The Credit Check
Just how do they check, how do they score and what can they find ?
What is a credit check?
When you apply for a loan, credit card, store card or mortgage, the lender will conduct a credit check before approving your application. To define, a credit check is the process of judging the creditworthiness of the borrower by reviewing his credit repayment history. The lender basically examines the borrower’s capability to abide to their financial responsibilities. A credit check gives assurance to the creditor that the lender will repay his loan regularly.
What things are taken into account while performing a credit check?
While performing a credit check, the lender will give you points on the following details.
- Your employment status
- Number of years you have lived in your current house
- Your credit card details
- Your income details
- Other loans you have availed
- Your repayment record
- Number of arrears, defaults and missed payments you had
- If you have any CCJ registered against you
- Have you ever been declared a bankruptcy
After evaluating all this, the lender will make your credit report, mentioning your credit score according to his parameters.
The lender will not ask you for all the information required, nor will they usually research themselves – they will turn to the services of a credit reference agency who will hold all you financial history on a central database ….. scarey isn’t it !!!
There are three main credit reference agencies in the UK:
This information is NOT private – YOU are entitled to see your report and check the information held.
County court judgments will automatically be registered and are kept on record for period of six years. The information a credit reference agency hold about you is known as your credit report (or file).Credit reference agencies hold information about your credit agreements (including any arrears), county court judgments (CCJs) and electoral roll information. A lender can only pass on information about your credit agreements with your consent. You usually give this consent when you sign the credit agreement. Failure to obtain your consent is a breach of the Data Protection Act 1998.
Credit reference agencies provide factual information with your consent, so that a company can make a decision about whether to lend you money. They do not have a ‘blacklist’ of people who should not be given credit.
When being considered for credit, a lender may also take into account factors such as your age, occupation and whether you are a homeowner, (the information you give them on your credit application). Lenders often assess this information and the information on your credit report using a process known as credit scoring (see below). They will also take into account whether you are on the electoral register. This may be an important part of the lender deciding whether to give you credit.
You can apply to go on the electoral register at any time of the year. Contact your local council for further assistance. You should make sure you fill in the electoral registration form sent out in September or contact your local council if you move at any time in the year.

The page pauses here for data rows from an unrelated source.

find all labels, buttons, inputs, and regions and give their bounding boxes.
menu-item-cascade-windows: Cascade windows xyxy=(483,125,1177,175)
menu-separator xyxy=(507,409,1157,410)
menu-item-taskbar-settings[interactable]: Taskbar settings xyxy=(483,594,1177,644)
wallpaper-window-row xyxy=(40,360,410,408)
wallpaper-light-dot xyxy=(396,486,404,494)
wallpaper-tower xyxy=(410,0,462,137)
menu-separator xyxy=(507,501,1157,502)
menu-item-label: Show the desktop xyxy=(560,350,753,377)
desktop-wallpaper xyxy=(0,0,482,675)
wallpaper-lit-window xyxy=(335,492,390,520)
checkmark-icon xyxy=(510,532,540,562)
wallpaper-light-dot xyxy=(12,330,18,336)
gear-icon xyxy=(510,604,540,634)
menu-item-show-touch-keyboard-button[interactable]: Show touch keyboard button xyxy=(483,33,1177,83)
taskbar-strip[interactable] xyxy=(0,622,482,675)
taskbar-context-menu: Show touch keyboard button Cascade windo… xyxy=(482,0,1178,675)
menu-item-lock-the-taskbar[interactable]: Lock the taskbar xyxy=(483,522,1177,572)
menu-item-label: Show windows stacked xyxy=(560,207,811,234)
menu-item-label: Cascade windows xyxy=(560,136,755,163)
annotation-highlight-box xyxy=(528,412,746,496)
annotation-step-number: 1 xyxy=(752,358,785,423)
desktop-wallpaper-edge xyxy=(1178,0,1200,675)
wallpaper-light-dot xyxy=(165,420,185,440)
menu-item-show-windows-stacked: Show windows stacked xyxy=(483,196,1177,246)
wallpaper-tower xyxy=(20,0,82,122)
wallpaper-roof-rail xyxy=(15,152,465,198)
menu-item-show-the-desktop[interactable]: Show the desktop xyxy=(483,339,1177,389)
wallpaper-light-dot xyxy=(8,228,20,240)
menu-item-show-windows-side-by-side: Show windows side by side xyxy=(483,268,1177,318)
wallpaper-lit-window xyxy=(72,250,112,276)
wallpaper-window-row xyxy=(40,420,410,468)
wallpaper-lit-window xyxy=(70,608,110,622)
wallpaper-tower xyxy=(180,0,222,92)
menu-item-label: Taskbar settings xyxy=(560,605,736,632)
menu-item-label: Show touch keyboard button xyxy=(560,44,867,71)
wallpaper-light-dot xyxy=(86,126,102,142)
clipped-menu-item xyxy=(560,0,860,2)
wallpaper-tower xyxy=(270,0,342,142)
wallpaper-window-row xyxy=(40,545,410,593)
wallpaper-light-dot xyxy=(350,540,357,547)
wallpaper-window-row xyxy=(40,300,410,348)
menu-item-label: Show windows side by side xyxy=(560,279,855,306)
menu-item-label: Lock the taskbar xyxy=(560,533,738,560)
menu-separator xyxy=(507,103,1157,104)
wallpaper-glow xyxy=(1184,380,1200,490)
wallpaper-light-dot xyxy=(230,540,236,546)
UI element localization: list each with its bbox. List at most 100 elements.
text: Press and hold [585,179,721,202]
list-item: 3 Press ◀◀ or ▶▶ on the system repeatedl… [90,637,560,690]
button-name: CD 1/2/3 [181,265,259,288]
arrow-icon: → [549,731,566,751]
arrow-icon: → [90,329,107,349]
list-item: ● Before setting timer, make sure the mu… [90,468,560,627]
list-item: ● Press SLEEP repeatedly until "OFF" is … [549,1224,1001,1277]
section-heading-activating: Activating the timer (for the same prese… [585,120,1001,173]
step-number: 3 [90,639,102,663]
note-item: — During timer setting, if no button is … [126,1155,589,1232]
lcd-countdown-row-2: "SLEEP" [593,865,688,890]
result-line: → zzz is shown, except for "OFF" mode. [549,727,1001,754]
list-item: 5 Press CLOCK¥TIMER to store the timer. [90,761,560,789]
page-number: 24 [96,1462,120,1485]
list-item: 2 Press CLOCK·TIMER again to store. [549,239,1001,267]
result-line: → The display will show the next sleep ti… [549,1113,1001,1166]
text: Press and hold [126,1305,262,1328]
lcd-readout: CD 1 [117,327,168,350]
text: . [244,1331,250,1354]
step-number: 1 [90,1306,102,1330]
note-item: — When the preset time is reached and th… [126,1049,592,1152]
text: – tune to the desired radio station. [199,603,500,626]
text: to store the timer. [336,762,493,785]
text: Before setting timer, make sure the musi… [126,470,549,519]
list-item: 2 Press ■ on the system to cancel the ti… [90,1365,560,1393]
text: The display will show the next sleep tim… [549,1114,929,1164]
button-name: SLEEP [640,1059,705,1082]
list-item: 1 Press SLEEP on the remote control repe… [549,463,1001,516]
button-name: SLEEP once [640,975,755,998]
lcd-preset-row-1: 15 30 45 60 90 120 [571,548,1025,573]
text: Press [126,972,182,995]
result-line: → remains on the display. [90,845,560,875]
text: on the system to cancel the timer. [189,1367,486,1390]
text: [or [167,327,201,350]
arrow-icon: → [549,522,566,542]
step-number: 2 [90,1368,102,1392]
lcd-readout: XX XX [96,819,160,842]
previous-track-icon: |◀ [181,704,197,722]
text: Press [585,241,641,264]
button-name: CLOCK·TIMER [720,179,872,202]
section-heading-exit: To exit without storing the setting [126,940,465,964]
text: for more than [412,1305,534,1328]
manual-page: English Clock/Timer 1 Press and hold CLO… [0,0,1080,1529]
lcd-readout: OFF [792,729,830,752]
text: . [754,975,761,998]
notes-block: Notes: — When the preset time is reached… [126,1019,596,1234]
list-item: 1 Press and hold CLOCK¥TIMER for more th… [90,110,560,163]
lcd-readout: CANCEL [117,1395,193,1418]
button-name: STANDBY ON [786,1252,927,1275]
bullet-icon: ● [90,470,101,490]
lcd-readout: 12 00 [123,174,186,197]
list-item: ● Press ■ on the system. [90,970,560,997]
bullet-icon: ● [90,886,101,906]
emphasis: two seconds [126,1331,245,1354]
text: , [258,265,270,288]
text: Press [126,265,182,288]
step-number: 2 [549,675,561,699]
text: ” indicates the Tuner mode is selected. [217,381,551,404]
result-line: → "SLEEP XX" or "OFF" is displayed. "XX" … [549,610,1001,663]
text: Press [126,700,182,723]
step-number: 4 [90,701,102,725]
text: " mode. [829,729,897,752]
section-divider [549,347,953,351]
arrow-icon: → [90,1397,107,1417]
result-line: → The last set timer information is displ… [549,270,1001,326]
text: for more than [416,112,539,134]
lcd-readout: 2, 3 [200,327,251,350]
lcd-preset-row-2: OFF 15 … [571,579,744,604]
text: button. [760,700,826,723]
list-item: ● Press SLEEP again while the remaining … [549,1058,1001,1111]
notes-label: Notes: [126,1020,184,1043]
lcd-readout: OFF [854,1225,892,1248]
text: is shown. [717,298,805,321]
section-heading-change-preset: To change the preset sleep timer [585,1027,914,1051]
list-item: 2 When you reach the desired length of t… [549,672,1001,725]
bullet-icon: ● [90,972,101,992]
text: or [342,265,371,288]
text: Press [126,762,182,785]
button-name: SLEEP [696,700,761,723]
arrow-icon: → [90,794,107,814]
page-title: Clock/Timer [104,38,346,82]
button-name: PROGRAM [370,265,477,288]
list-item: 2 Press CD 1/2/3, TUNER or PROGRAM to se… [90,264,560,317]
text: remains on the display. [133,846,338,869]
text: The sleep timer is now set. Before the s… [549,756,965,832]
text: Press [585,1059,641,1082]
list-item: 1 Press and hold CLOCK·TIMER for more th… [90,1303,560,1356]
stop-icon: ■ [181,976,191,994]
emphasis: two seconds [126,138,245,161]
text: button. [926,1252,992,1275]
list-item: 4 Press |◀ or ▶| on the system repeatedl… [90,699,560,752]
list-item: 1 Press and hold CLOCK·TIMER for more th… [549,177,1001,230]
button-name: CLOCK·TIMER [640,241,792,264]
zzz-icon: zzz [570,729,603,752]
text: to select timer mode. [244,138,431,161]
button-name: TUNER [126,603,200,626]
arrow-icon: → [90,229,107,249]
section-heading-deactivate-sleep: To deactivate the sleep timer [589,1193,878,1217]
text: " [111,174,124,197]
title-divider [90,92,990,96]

The lender may give points to each piece of information it has and then add them up to give you a credit score. If you do not score above the particular company’s pass level then you may well be turned down. The score might take into account the information on your credit report. Each lender has their own policy guidelines that they follow when making lending decisions.
Every time you apply for credit a ‘search’ by the lender is marked on your credit report. Searches stay on your file for different times depending upon which credit reference agency was used. Experian holds search entries for 12 months, Equifax and Callcredit for up to 24 months.
Ask the lender if they are using a credit score to decide whether to give you credit. If the company uses a computerised system you should be given broad information about how credit scoring works and the type of things they have taken into account in the scoring system for that company. If you are turned down they should tell you if you didn’t pass. They should also tell you if you were turned down for any other reason, for example, because of the information held on your credit report.
If the decision was made solely using a computerised scoring system you can ask the lender to look at your application again. This review should be done manually and not using an automated system. You may have to supply extra information to support your application.
If you are refused credit you should ask the lender which credit reference agency they used and request a copy of your report from that agency.
If you have been refused credit, then you should ask the lender which credit reference agency was consulted and whether the credit reference agency’s information was the reason for the decision. You can contact this agency and ask for a copy of your credit report under the Data Protection Act 1998. At the time of writing this costs £2 by letter or over the internet and £3.50 by telephone from Experian. The agency will require your full name, current address, date of birth and any previous addresses that you have lived at for the past six years. Your report should be sent to you within seven working days unless the agency needs you to send proof of your identity, for example, if you have moved home recently. If the information is incorrect then you have a right to ask the agency to remove or correct the information.
You should check information held by all of the three main credit reference agencies, Experian, Equifax and Callcredit plc as some information may be different.